In duelling bandwagon campaigns, Canadian Pacific Railway Ltd. 's directors and executives will embark on a road show this week, just days before activist investor Bill Ackman arrives in Toronto to promote his pick for a new CP chief executive officer.

Each side in the proxy battle is hoping to persuade institutional investors to support their vision for making the Calgary-based railway more efficient.

In a new letter to employees, CP CEO Fred Green said the railway has a solid plan in place to reduce its operating ratio, a key indicator of productivity that measures costs as a percentage of revenue.

"Starting this week, members of our board and management team are going on the road to meet with investors and discuss the significant progress we made against our multiyear plan," Mr. Green said in the letter.

A lower operating ratio is better, but CP posted a ratio of 81.3 per cent last year, lagging rival Canadian National Railway Co.'s industry-leading 63.5 per cent. In meetings scheduled for Canada and the United States this week and next, CP will detail its strategy for reducing its operating ratio to an average of 70 per cent to 72 per cent for 2014.

In a 23-page slide presentation to be unveiled to institutional shareholders, CP explains that it plans to decrease its operating ratio by moving more cargo, charging higher freight rates, strengthening its fuel-surcharge program and reducing costs.

Headwinds, however, include CP's defined benefit pensions, depreciation from capital investment and spending on information technology.

RBC Dominion Securities Inc. calculates that CP's improvement program over the next three years will cut 13.8 percentage points off its annual operating ratio, but the headwinds will add four points.
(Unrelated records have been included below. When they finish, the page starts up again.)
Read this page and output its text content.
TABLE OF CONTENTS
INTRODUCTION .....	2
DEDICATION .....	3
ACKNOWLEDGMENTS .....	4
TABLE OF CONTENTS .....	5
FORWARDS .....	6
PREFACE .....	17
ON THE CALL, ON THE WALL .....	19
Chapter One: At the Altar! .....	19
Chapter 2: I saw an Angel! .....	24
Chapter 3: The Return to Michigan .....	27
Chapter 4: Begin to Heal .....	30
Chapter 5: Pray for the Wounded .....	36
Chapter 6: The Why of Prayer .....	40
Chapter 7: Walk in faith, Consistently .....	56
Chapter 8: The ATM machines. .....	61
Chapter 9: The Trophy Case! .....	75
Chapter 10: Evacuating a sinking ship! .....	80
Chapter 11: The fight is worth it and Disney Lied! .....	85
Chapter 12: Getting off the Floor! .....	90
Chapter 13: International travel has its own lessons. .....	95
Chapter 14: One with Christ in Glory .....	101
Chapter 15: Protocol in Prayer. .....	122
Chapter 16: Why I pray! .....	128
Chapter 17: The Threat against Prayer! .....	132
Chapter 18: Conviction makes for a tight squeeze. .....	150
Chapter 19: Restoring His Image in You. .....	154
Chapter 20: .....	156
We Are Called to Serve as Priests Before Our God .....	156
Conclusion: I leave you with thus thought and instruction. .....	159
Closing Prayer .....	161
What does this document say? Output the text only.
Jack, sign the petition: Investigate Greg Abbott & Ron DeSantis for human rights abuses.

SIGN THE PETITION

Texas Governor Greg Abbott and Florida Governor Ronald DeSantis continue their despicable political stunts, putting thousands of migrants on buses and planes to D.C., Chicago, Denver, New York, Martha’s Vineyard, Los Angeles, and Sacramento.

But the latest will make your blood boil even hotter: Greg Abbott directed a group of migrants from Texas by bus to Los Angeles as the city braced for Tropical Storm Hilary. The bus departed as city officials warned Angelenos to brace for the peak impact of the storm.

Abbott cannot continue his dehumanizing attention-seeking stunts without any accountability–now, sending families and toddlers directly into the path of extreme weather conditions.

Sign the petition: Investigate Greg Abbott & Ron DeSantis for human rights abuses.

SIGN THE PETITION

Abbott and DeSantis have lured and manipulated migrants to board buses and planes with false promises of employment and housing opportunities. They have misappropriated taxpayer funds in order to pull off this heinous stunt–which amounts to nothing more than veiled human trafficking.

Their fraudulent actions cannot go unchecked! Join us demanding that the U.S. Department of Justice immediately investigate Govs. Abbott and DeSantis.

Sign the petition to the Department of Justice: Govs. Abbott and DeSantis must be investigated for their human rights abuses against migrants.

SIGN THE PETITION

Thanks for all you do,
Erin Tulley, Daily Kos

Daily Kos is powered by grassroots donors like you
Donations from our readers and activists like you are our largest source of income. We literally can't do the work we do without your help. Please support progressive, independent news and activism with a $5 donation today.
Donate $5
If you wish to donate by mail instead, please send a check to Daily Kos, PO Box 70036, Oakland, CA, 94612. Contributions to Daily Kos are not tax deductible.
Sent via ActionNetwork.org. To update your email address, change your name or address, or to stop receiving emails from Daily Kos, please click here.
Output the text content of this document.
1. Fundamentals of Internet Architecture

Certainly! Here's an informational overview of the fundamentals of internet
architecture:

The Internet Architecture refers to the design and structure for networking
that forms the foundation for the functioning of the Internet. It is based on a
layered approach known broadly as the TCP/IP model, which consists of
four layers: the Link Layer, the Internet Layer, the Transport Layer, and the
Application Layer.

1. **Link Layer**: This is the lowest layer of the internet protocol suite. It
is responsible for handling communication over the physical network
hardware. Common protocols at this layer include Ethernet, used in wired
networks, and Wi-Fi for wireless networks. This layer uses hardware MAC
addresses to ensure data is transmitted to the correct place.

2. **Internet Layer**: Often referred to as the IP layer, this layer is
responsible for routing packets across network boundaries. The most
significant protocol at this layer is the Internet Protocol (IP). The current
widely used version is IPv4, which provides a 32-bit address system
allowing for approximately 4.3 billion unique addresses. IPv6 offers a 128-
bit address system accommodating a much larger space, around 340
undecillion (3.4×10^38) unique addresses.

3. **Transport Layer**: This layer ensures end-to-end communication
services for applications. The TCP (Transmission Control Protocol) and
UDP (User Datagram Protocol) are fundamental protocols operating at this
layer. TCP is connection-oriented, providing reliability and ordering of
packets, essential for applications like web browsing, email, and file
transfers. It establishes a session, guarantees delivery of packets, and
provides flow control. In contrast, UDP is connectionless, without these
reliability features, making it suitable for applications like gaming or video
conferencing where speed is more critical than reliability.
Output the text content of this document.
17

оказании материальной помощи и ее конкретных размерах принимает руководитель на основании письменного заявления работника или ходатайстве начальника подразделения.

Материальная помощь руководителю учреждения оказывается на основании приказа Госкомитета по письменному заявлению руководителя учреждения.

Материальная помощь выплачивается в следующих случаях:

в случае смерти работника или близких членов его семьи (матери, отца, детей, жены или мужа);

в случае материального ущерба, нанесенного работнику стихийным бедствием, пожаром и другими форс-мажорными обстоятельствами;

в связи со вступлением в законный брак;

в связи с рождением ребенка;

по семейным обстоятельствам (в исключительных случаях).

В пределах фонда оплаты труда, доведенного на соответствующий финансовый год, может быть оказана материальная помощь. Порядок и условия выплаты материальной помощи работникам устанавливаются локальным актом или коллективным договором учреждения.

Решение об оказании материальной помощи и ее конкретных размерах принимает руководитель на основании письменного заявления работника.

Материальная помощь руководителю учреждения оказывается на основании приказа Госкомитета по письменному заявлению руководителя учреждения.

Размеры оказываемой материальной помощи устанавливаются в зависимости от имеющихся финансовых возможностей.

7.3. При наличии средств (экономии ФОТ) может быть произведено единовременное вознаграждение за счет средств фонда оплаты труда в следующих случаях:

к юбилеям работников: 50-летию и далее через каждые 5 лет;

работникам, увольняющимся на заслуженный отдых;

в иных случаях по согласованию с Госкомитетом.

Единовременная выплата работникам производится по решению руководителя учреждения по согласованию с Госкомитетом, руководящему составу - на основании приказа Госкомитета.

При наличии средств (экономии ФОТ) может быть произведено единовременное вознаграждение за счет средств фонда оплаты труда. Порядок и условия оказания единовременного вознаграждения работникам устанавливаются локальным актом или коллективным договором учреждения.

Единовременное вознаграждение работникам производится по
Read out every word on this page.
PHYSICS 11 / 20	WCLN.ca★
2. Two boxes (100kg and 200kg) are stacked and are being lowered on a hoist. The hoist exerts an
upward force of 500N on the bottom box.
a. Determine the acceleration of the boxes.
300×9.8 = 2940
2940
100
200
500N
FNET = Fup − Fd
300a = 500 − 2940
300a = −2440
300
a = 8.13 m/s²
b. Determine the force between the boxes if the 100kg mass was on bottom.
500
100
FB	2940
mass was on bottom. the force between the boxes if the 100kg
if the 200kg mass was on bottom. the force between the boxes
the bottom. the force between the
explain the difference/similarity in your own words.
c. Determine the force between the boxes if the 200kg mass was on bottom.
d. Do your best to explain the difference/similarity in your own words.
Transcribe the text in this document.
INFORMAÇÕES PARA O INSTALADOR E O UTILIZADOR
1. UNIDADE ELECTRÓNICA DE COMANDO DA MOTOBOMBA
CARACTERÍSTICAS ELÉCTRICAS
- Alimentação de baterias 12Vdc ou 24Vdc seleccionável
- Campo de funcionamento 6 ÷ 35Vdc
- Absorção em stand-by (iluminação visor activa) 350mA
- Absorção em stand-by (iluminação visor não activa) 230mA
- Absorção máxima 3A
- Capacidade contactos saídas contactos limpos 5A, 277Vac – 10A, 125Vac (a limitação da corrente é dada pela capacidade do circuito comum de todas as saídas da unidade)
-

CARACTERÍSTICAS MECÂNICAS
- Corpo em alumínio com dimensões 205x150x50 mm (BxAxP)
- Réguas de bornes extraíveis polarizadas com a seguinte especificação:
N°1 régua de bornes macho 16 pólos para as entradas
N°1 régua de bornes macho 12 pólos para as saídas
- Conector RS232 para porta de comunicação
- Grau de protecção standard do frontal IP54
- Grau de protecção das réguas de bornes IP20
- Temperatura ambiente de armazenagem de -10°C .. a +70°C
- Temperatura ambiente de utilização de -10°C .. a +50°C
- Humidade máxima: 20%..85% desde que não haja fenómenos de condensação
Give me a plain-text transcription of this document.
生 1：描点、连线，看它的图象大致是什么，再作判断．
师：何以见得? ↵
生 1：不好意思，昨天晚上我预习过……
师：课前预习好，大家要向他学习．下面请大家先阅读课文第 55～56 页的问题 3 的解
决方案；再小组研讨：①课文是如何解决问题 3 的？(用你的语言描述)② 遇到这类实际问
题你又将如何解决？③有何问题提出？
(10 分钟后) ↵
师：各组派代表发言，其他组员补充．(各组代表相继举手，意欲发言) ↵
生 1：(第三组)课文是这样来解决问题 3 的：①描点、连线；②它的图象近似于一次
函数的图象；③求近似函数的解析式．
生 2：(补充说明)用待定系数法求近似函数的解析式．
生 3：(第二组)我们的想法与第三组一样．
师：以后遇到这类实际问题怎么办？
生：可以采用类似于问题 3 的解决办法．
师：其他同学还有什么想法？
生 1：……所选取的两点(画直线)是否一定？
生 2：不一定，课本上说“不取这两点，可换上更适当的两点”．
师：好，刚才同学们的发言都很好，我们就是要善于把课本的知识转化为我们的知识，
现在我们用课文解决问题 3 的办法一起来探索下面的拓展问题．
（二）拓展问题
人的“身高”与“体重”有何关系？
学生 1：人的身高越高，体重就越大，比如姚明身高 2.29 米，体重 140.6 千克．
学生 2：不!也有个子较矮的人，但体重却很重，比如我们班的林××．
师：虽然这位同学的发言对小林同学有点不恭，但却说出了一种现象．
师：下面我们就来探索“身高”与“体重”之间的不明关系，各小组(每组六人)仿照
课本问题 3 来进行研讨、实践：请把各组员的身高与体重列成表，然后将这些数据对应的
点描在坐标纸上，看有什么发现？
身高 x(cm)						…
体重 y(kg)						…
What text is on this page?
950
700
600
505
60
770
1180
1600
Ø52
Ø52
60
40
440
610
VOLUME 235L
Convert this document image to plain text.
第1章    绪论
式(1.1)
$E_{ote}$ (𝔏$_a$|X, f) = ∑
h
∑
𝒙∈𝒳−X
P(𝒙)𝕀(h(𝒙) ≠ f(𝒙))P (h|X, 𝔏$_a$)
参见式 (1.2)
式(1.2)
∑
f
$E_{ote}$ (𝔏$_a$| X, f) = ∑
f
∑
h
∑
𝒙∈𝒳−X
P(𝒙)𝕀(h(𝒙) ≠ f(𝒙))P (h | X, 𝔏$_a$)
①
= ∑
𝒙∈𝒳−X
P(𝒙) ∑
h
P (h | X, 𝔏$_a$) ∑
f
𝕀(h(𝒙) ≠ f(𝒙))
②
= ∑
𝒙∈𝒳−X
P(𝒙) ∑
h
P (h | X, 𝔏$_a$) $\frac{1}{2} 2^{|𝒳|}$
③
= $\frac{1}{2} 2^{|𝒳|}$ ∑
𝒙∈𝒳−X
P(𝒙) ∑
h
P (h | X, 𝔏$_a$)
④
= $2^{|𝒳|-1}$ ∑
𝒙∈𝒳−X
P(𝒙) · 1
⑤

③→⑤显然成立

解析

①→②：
Montreal-based CN's "trans-Canada track faces fewer topographical and weather-related challenges than does CP's," credit rating agency DBRS Ltd. noted in a research report. "CN has consistently reported an operating ratio that leads the market by a wide margin."

Mr. Ackman, chief executive officer of New York-based hedge fund Pershing Square Capital Management LP, wants to replace Mr. Green with Hunter Harrison, who retired as CN's CEO at the end of 2009.

Pershing Square, CP's largest shareholder, began acquiring CP stock last September and now owns a 14.2-per-cent stake.

Mr. Harrison and five director-nominees, including Mr. Ackman, will converge on a Toronto hotel on Monday for Pershing Square's town hall for CP investors. Mr. Ackman and Mr. Harrison have said they believe the railway's operating ratio can be chopped to 65 per cent by 2015.

Pershing Square is urging CP shareholders to elect a minority slate of five alternative directors at the railway's annual meeting on May 17 in Calgary: Mr. Ackman and his Pershing Square colleague Paul Hilal, corporate restructuring specialist Gary Colter, former Onex Corp. executive Anthony Melman and Just Energy Group Inc. executive chairwoman Rebecca MacDonald.

Mr. Green kept a low profile in the weeks after Pershing Square disclosed its CP investment in late October. But he has now written two memos to employees in the past two weeks to defend CP's efficiency drive.

CP is strongly backing the current 15 directors, saying they have the experience required to help guide the railway through its recovery plans.

In its presentation, CP argues that there is a "deep understanding of the business for the eight independent directors that have served over 5-10 years" and "fresh perspectives from the six new external directors in the last four years – overall average tenure just over five years." Mr. Green also serves on the railway's board.

After $1.1-billion in capital spending last year, CP is budgeting up to $1.2-billion in capital expenditures in each of 2012, 2013 and 2014. The multiyear investment includes upgrades to CP's Edmonton-to-Winnipeg route, new locomotives and improvements to the main line that carries coal to the Port of Vancouver.